UPDATING THE HORNED FROGS
It's been an uphill battle for head coach Trent Johnson as he tries to get TCU to a competitive level. There have been the outlier wins – Texas and Tennessee this year, for example – but on many occasions the Frogs fall behind early and simply can't make up enough ground to get them back into contention.
Since giving up 95 points to WVU to fall to 0-2 in the early Big 12 going, TCU has the aforementioned two wins, as well as a home victory last Monday over struggling Oklahoma State. Around those wins, though, are seven losses, including five in a row with the closest margin being seven points. With no postseason play on the horizon, the Frogs will have to get their enjoyment from knocking off upper-tier Big 12 contenders, and they have four more chances at such wins beginning with the Mountaineers.
Since facing WVU, the Frogs have shuffled their stating lineup. Forward Karviar Shepherd is now coming off the bench, replaced by Devonta Abron. That has reduced Shepherd's minutes somewhat, and has also cut his productivity, as he has only broken into double digits in scoring once in his previous seven games. Malique Trent (11.0 ppg), Chauncey Collins (10.5) and Vlad Brodziansky (10.4) top the Frogs in scoring, while Shepherd retains the team lead in rebounding at 5.8 per game.
Shooting struggles continue to define TCU. They've made just 41.1% of their attempts from the field and 32.8% from distance. When they can hit a few shots and stay in contact with their foes, their solid defense can give them a chance to spring the upset, but more often than not their inability to score puts them in a hole too deep to climb out of.
This is not time for an effort letdown, and if West Virginia's players want to avoid a lengthy postgame speech from head coach Bob Huggins, they'd be advised to come out for this game with the same intensity they have for league heavyweights.
|WVU (19-5/8-3) vs. TCU (11-13/2-9)||Sat Feb 13||12:00 PM EST|
|WVU Coliseum||Morgantown, WV||Series: WVU 7-0|
|RPI: WVU - 9 TCU - 160||TV: ESPNU||Sirius/XM: 145/199|
One item that could have an effect on this is WVU's modified tactics concerning its press. Over the last few games, the Mountaineers haven't employed the fullcourt, all-out trapping tactics from the start that they did prior to that stretch. Whether that change was made due to foul concerns or the absence of Jonathan Holton really isn't important at this point – what does matter is its effect on West Virginia's team as a whole. Does not playing that style from the outset make WVU a bit more passive, or help its opponents get settled in? And will the return of Holton put WVU back into full-trap mode when he enters the game?

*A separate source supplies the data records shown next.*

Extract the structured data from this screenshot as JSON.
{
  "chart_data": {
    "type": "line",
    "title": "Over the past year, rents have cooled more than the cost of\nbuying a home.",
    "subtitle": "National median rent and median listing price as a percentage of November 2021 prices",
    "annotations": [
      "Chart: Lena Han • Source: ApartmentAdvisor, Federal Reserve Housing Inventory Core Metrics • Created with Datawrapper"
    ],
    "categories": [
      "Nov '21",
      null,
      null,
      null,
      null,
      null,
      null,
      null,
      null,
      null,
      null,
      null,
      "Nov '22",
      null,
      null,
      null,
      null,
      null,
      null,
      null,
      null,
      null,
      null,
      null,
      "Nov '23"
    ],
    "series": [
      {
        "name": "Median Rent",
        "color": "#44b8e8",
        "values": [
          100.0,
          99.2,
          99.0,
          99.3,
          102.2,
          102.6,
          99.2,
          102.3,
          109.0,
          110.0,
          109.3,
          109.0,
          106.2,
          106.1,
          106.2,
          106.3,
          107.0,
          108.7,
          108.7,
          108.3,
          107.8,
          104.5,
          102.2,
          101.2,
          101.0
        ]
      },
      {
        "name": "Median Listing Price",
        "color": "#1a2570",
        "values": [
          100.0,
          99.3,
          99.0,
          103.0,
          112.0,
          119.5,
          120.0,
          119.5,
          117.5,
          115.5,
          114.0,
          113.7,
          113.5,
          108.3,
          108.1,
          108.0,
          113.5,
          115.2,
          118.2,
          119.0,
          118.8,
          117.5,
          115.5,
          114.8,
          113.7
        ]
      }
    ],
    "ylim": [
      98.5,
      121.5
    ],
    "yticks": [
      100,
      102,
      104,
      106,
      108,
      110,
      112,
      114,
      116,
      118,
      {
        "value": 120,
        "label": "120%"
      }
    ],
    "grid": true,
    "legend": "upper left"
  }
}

There's no denying the positive effects of the move to less pressure in the first half. West Virginia has been able to keep more players available for longer stretches due to fewer fouls (or at least by spreading them out more). There's also the effect of suddenly amping up the pressure at key moments, and making foes uncomfortable after they felt like they had weathered the early storm and gotten into a rhythm in the game. Offsetting that, though, has been a dip in the number of turnovers forced. It's tough to tell whether or not this approach has made the Mountaineers less aggressive, and that's something to try to judge here. If TCU is able to settle in early, does that help them stay competitive?
Another item to watch is the way in which Jaysean Paige is used in the offense. Head coach Bob Huggins noted that “there wasn't anywhere else we could put him” after running him through various sets at various spots against Kansas – a move that was prompted by his perimeter teammates' inability to score. Watch Paige when he's in, and note that WVU doesn't just run him off screens. They'll post him up on defenders, where his fadeaway jumper is effective, and they'll put him at the high post, from where he can either pass or drive the ball. If he can get just one or two teammates on target, he'll be even more effective, as opponents won't be able to pay quite as much attention to him as they do when he's the only outside offensive threat.
With Jonathan Holton in the lineup, the Mountaineers have averaged 16.7 offensive rebounds per game. Without him, that number dips to 13.3. The same drop is evident in second chance points. With #1 on the floor, the number is 18.3 per game. Without him, it's 13.
TCU guard Brandon Parrish is on a hot streak, as he has connected on 50% of his shots while leading TCU in scoring the last two games. He's also something of a barometer for team success. In the Frogs' 11 wins, he makes 53% of his shots, but in losses that number drops precipitously to 38%. Parrish is the only player on the roster to start all 24 games this year.
West Virginia has no individual leaders in Big 12 statistical categories. Jonathan Holton is second in the league in offensive rebounding (4.05 per game) and Devin Williams is third on the defensive end (5.50).
WVU is shooting just 31.1% from 3-point range in conference games. Nathan Adrian's 9-18 (50%) tops the team, with Tarik Phillip (9-23, 39.1%) second. Daxter Miles, who has been criticized for his low success rate (31%), is actually a notch above Jaysean Paige (30%).